Only a handful of inhabitants of Kennett speak Cantonese, she says. This is the reason why, on her arrival, she used the first name Carol, that she had chosen herself, a little girl in Hong Kong, when the city was still a British territory.
She and her spouse found a family. He also works in catering in Kennett. (His immigration status is not clear and he did not wish to express themselves in the context of this article.) Their house in Kennett is decorated with the good mentions obtained by their children at school.
Photo Jamie Kelter Davis, The New York Times
The sign welcoming Kennett informs visitors that it is in this small town in Missouri that the singer Sheryl Crow was born.
According to the archives of the immigration court, Mme Hui asked asylum in 2009, saying that her mother in Hong Kong had beat her and threatened because she was a girl and was afraid of returning.
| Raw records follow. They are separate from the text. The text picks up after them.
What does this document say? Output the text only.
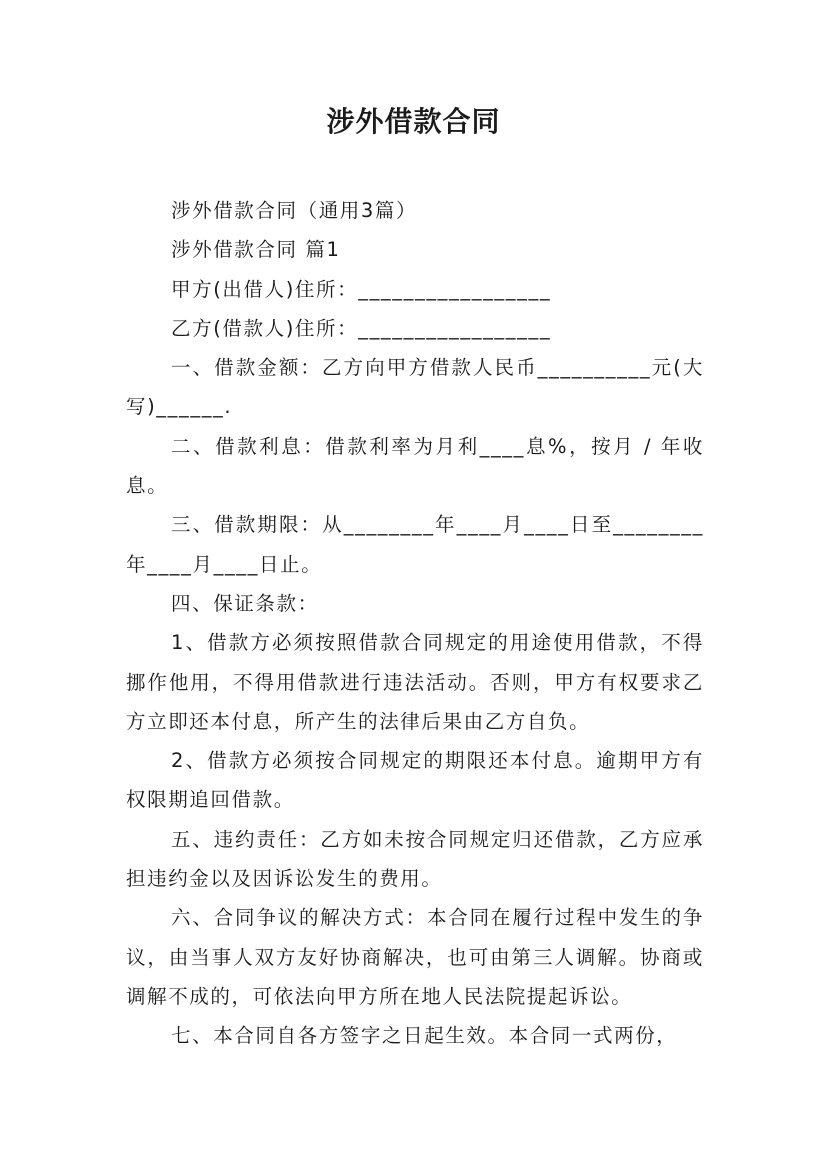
涉外借款合同

涉外借款合同（通用3篇）

涉外借款合同 篇1

甲方(出借人)住所：_________________

乙方(借款人)住所：_________________

一、借款金额：乙方向甲方借款人民币__________元(大写)______.

二、借款利息：借款利率为月利____息%，按月 / 年收息。

三、借款期限：从________年____月____日至________年____月____日止。

四、保证条款：

1、借款方必须按照借款合同规定的用途使用借款，不得挪作他用，不得用借款进行违法活动。否则，甲方有权要求乙方立即还本付息，所产生的法律后果由乙方自负。

2、借款方必须按合同规定的期限还本付息。逾期甲方有权限期追回借款。

五、违约责任：乙方如未按合同规定归还借款，乙方应承担违约金以及因诉讼发生的费用。

六、合同争议的解决方式：本合同在履行过程中发生的争议，由当事人双方友好协商解决，也可由第三人调解。协商或调解不成的，可依法向甲方所在地人民法院提起诉讼。

七、本合同自各方签字之日起生效。本合同一式两份，
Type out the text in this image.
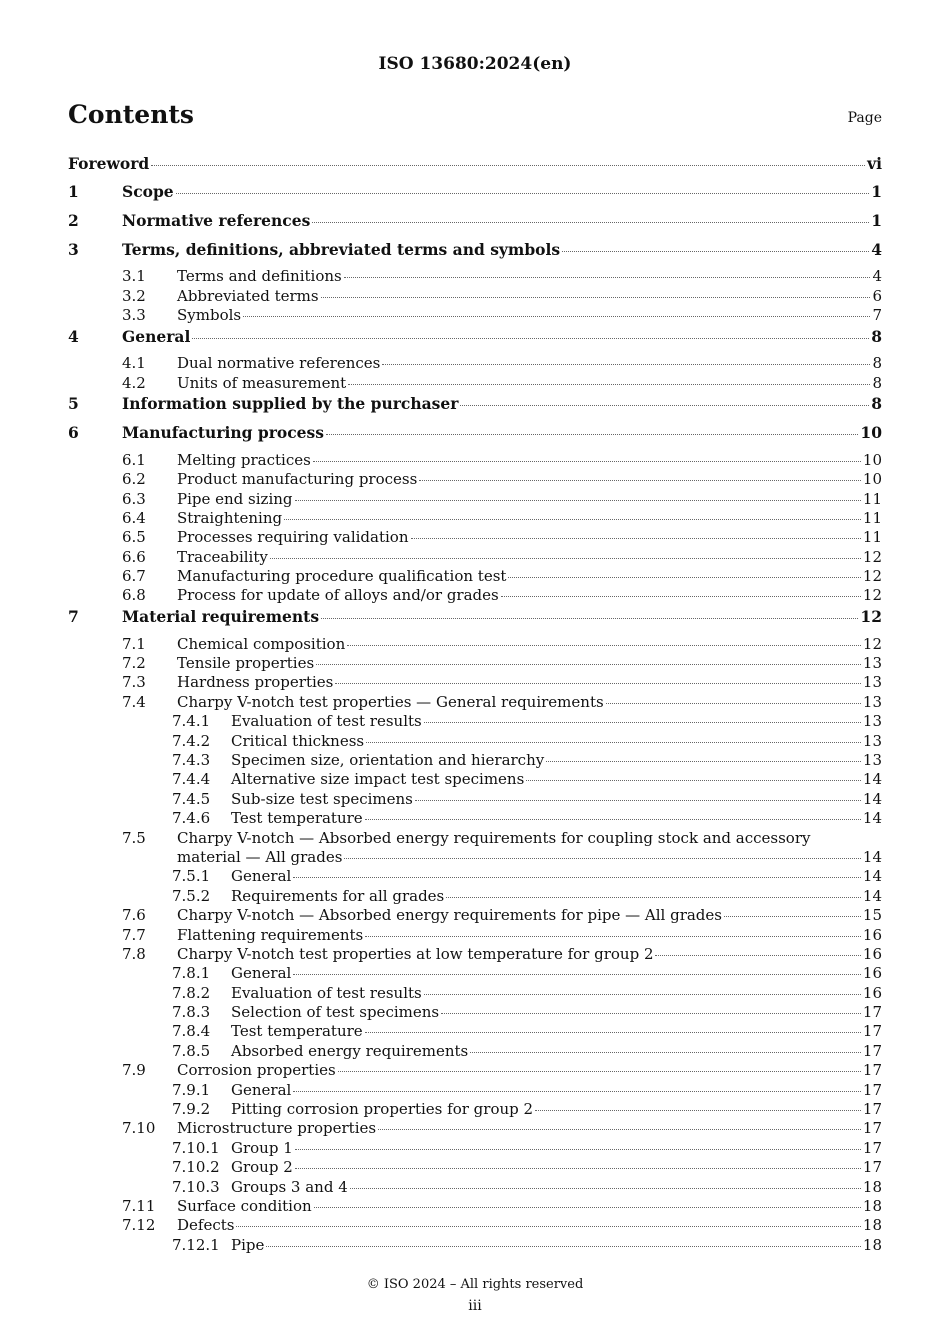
ISO 13680:2024(en)
Contents	Page
Foreword	vi
1	Scope	1
2	Normative references	1
3	Terms, definitions, abbreviated terms and symbols	4
3.1 Terms and definitions	4
3.2 Abbreviated terms	6
3.3 Symbols	7
4	General	8
4.1 Dual normative references	8
4.2 Units of measurement	8
5	Information supplied by the purchaser	8
6	Manufacturing process	10
6.1 Melting practices	10
6.2 Product manufacturing process	10
6.3 Pipe end sizing	11
6.4 Straightening	11
6.5 Processes requiring validation	11
6.6 Traceability	12
6.7 Manufacturing procedure qualification test	12
6.8 Process for update of alloys and/or grades	12
7	Material requirements	12
7.1 Chemical composition	12
7.2 Tensile properties	13
7.3 Hardness properties	13
7.4 Charpy V-notch test properties — General requirements	13
7.4.1 Evaluation of test results	13
7.4.2 Critical thickness	13
7.4.3 Specimen size, orientation and hierarchy	13
7.4.4 Alternative size impact test specimens	14
7.4.5 Sub-size test specimens	14
7.4.6 Test temperature	14
7.5 Charpy V-notch — Absorbed energy requirements for coupling stock and accessory
material — All grades	14
7.5.1 General	14
7.5.2 Requirements for all grades	14
7.6 Charpy V-notch — Absorbed energy requirements for pipe — All grades	15
7.7 Flattening requirements	16
7.8 Charpy V-notch test properties at low temperature for group 2	16
7.8.1 General	16
7.8.2 Evaluation of test results	16
7.8.3 Selection of test specimens	17
7.8.4 Test temperature	17
7.8.5 Absorbed energy requirements	17
7.9 Corrosion properties	17
7.9.1 General	17
7.9.2 Pitting corrosion properties for group 2	17
7.10 Microstructure properties	17
7.10.1 Group 1	17
7.10.2 Group 2	17
7.10.3 Groups 3 and 4	18
7.11 Surface condition	18
7.12 Defects	18
7.12.1 Pipe	18
© ISO 2024 – All rights reserved
iii
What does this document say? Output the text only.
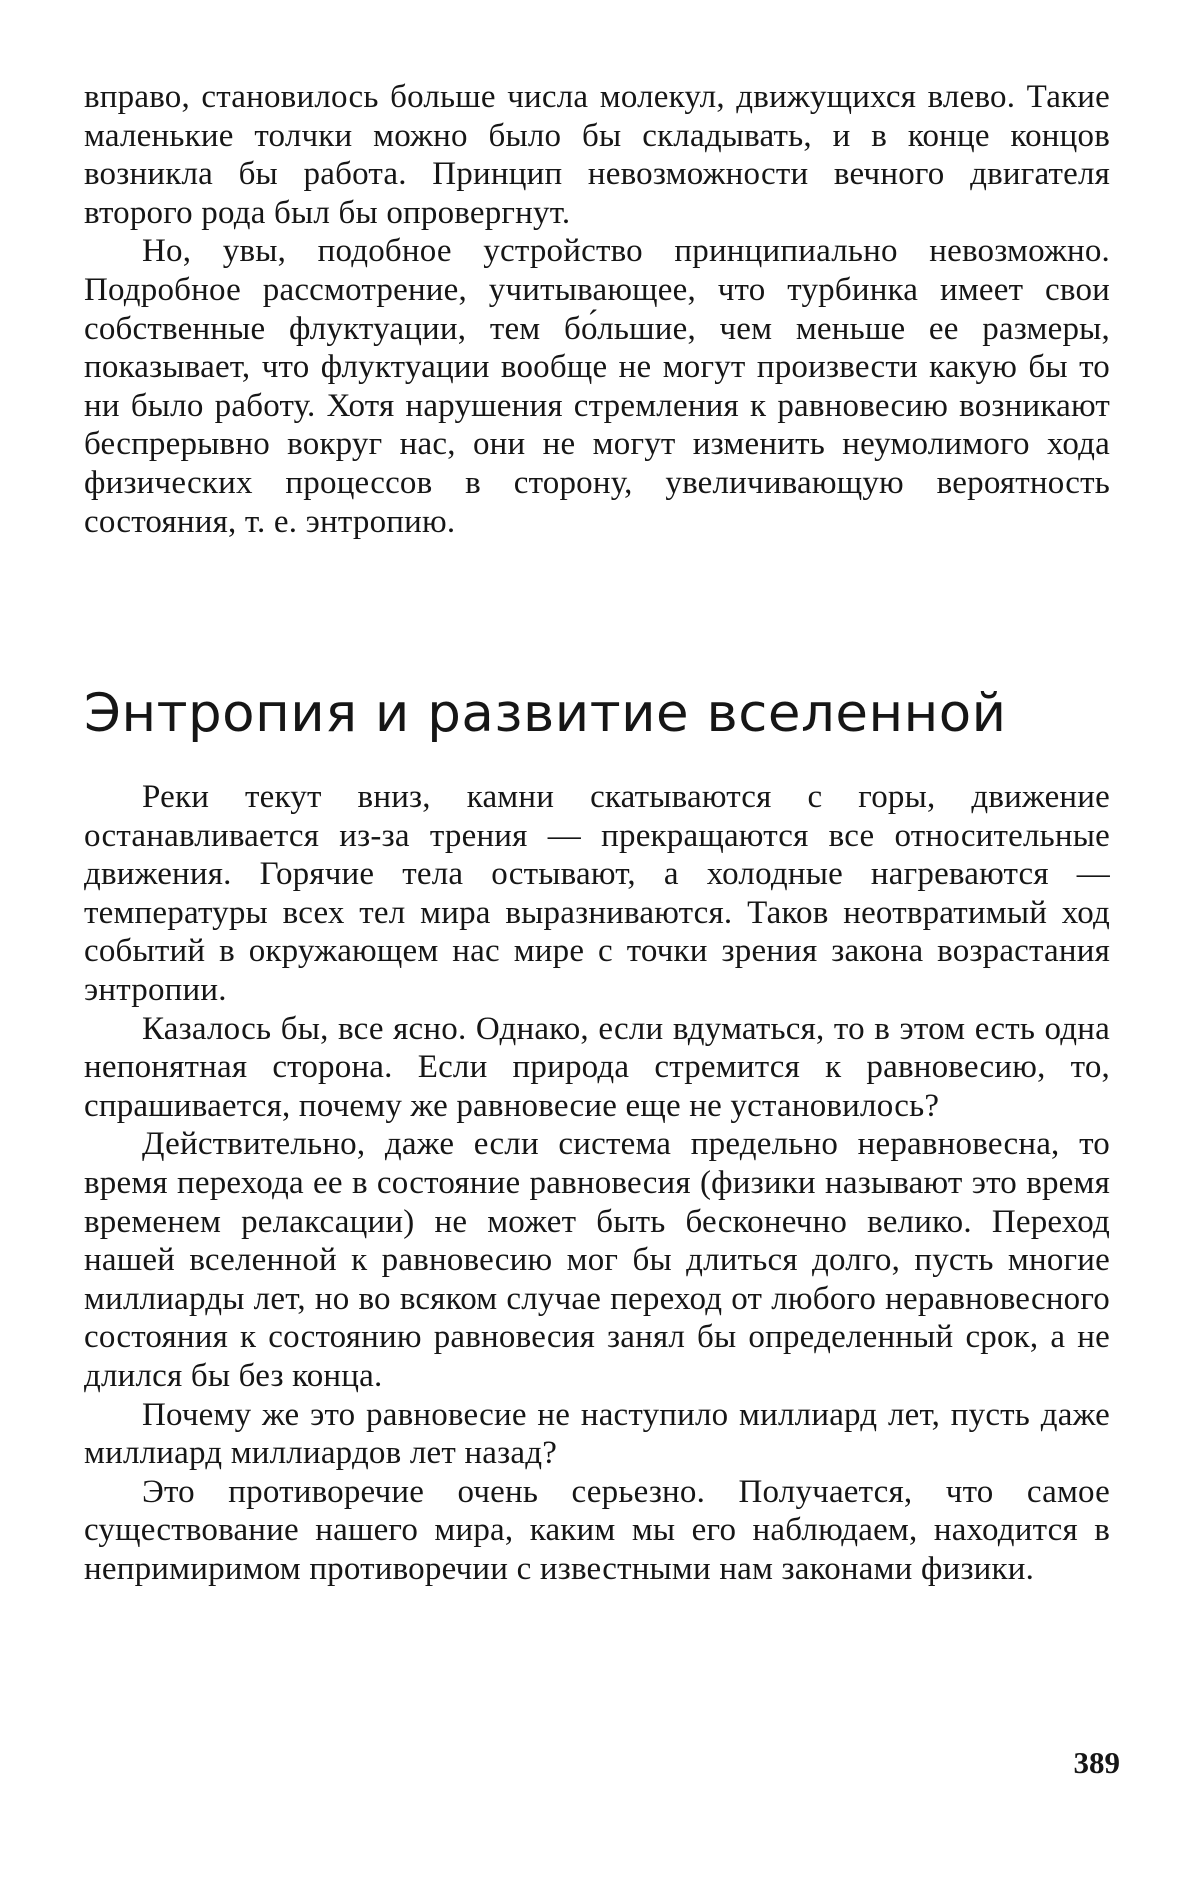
вправо, становилось больше числа молекул, движущихся влево. Такие маленькие толчки можно было бы складывать, и в конце концов возникла бы работа. Принцип невозможности вечного двигателя второго рода был бы опровергнут.

Но, увы, подобное устройство принципиально невозможно. Подробное рассмотрение, учитывающее, что турбинка имеет свои собственные флуктуации, тем бо́льшие, чем меньше ее размеры, показывает, что флуктуации вообще не могут произвести какую бы то ни было работу. Хотя нарушения стремления к равновесию возникают беспрерывно вокруг нас, они не могут изменить неумолимого хода физических процессов в сторону, увеличивающую вероятность состояния, т. е. энтропию.

Энтропия и развитие вселенной

Реки текут вниз, камни скатываются с горы, движение останавливается из-за трения — прекращаются все относительные движения. Горячие тела остывают, а холодные нагреваются — температуры всех тел мира выразниваются. Таков неотвратимый ход событий в окружающем нас мире с точки зрения закона возрастания энтропии.

Казалось бы, все ясно. Однако, если вдуматься, то в этом есть одна непонятная сторона. Если природа стремится к равновесию, то, спрашивается, почему же равновесие еще не установилось?

Действительно, даже если система предельно неравновесна, то время перехода ее в состояние равновесия (физики называют это время временем релаксации) не может быть бесконечно велико. Переход нашей вселенной к равновесию мог бы длиться долго, пусть многие миллиарды лет, но во всяком случае переход от любого неравновесного состояния к состоянию равновесия занял бы определенный срок, а не длился бы без конца.

Почему же это равновесие не наступило миллиард лет, пусть даже миллиард миллиардов лет назад?

Это противоречие очень серьезно. Получается, что самое существование нашего мира, каким мы его наблюдаем, находится в непримиримом противоречии с известными нам законами физики.

389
The judge rejected his request in 2012 and ordered his expulsion. Despite numerous legal setbacks, she managed to stay in the United States thanks to various stays and government permissions, explains Mr.e Bolourtchi, his lawyer.
The most recent to his file was valid until August 2025, but on the day of his arrest, Mme Hui was informed that permission was revoked, said Me Bolourtchi, who, during the detention of her client, asked the reopening of her file to the immigration authorities.
Solicited about Mme Hui, the immigration services did not respond.
During her one-month stay in prison, the hardest part was to be separated from his family, she said.
According to Me Bolourtchi, she was released as part of a federal temporary asylum program for immigrants from Hong Kong and a few other countries. This stay does not guarantee its future in the United States.
“It is not won, far from it. But at this point, I am optimistic. It is a sigh of relief. »»
This article was published in the New York Times.